– Не люблю «лирические отступления» в науке! За это она умеет наказывать и делать людей рабами собственных желаний, – продолжила профессор Сильвани, взяв в правую руку перьевую ручку, и стукнула её металлическим корпусом по крышке стола. – Что касается первых результатов, то они есть. Пусть, пока они кажутся по большей части научной фантастикой, а работы по евгенике бредом сумасшедшего! Однако, именно психи стояли у истоков многих открытий, изменивших этот мир. Не мне вам об этом рассказывать! – вертя перьевую ручку пальцами правой руки, говорила Паскуалина. – Ваше предложение по работе меня удивило именно искушением неизведанного! Создать совершенных клонов с определёнными генами, способностями и многим другим это требует времени. Труды Йозефа Менгеле и его учёных помогли нам, но падение Третьего Рейха усложнило нашу задачу. Часть работ «доктора-смерти» бесследно исчезли и только одному Господу Богу известно, что с ними стало! Выявить формулу сверхчеловека не так сложно, хотя, повторюсь, здесь больше научная фантастика, чем реальная теория. Сюда так же можно добавить, что теория и практика всегда ходят по разные стороны улицы, но добиться того, чтобы в кариотипе этих людей было по 56 хромосом, в отличие от обычных людей, имеющих всего лишь 46 хромосом, задача явно не одного дня.
– Профессор Сильвани, мы постарались собрать для вас и вашей исследовательской группы максимально полный объём материалов. Найти что-либо ещё будет очень проблематично, ведь, часть материалов действительно исчезли в неизвестном направлении.
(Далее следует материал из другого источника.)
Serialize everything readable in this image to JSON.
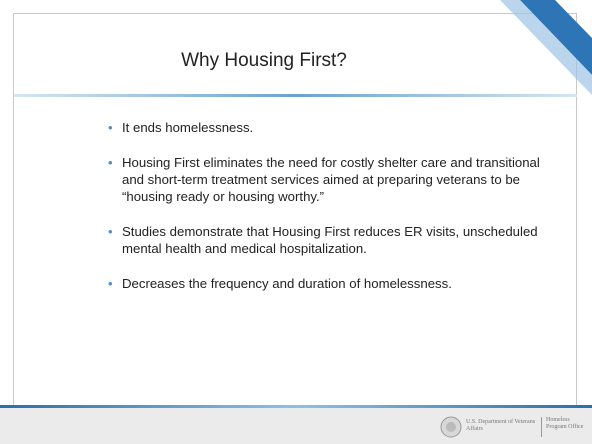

Следы во времени отыскать гораздо сложнее, чем среди современного бардака!
– Синьор Ривейра, я не могу вам полностью гарантировать выполнение возложенной на меня миссии. Это вы отлично понимаете!
– Я понимаю это профессор! Наш Синдикат готов на дальнейшие весьма серьёзные траты, но нам нужен результат! Постарайтесь оправдать моё доверие, профессор Сильвани. Да, и ещё! Мы набрали женщин для вашего исследования. Они полностью отвечают всем критериям, определёнными вами и смогут родить подобных загадочных детей, – сосредоточенно ответил синьор Ривейра и посмотрел в глаза Паскуалине. В них хотелось раствориться и исчезнуть. Данное пленение и очарование он не мог объяснить самому себе, желая владеть этим сокровищем. Лоренцо знал, что у всего в этом мире есть своя цена, а деньги, лишь средство для достижения цели.
– Деньги, как всегда, решают всё, синьор Ривейра? – с какой-то степенью укора в голосе, спросила профессор Сильвани. Она понимала, что собственная совесть не даёт ей покоя. Очень сложно быть и учёным, и врачом одновременно! «Принцип доктора Франкенштейна» никто и никогда не отвергал, понимая, что создание всегда уничтожает своего создателя в той или иной степени.
– Конечно же! – с ноткой циничности в голосе ответил Лоренцо. – Впрочем, профессор, в вашем случае это правило работает таким же образом, – добавил он и, задумавшись на мгновение, изобразил лёгкую насмешку на лице. – На этой земле нет святых и каждый идёт к своей цели теми путями, которые ему доступны! Вам это известно не хуже моего!
– Нет, синьор Ривейра! Всё не всегда так, как вы говорите. Этот мир был бы совсем другим без фанатичной преданности того или иного человека своему делу. Для этих людей деньги такой же мусор, как и рваные листы писчей бумаги в моей корзине рядом со столом, – положив ручку на поверхность стола и встав с офисного кресла, произнесла Паскуалина. Она подошла к окну, где открывалась живописная панорама на Альпы, спокойно дремавшие под лучами солнца.
– Внутри вас, профессор Сильвани, скрываются две противоположные друг другу сущности, и я надеюсь, что в итоге победит та, которая не имеет в своём анамнезе идеализма!
– К нашему разговору не хватает лишь добавить политики, – оборвав речь Лоренцо, резким тоном произнесла Паскуалина и продолжила смотреть в окно.
– Политика – это не женское дело, профессор! – улыбнувшись, поделился своим мнением синьор Ривейра.
– А, что же по вашему мнению женское дело?! – обернувшись и подойдя к рабочему столу, спросила Паскуалина.
– Не знаю точно… Наверное, женское дело – это всегда оставаться женщиной! Профессия здесь имеет второстепенное значение.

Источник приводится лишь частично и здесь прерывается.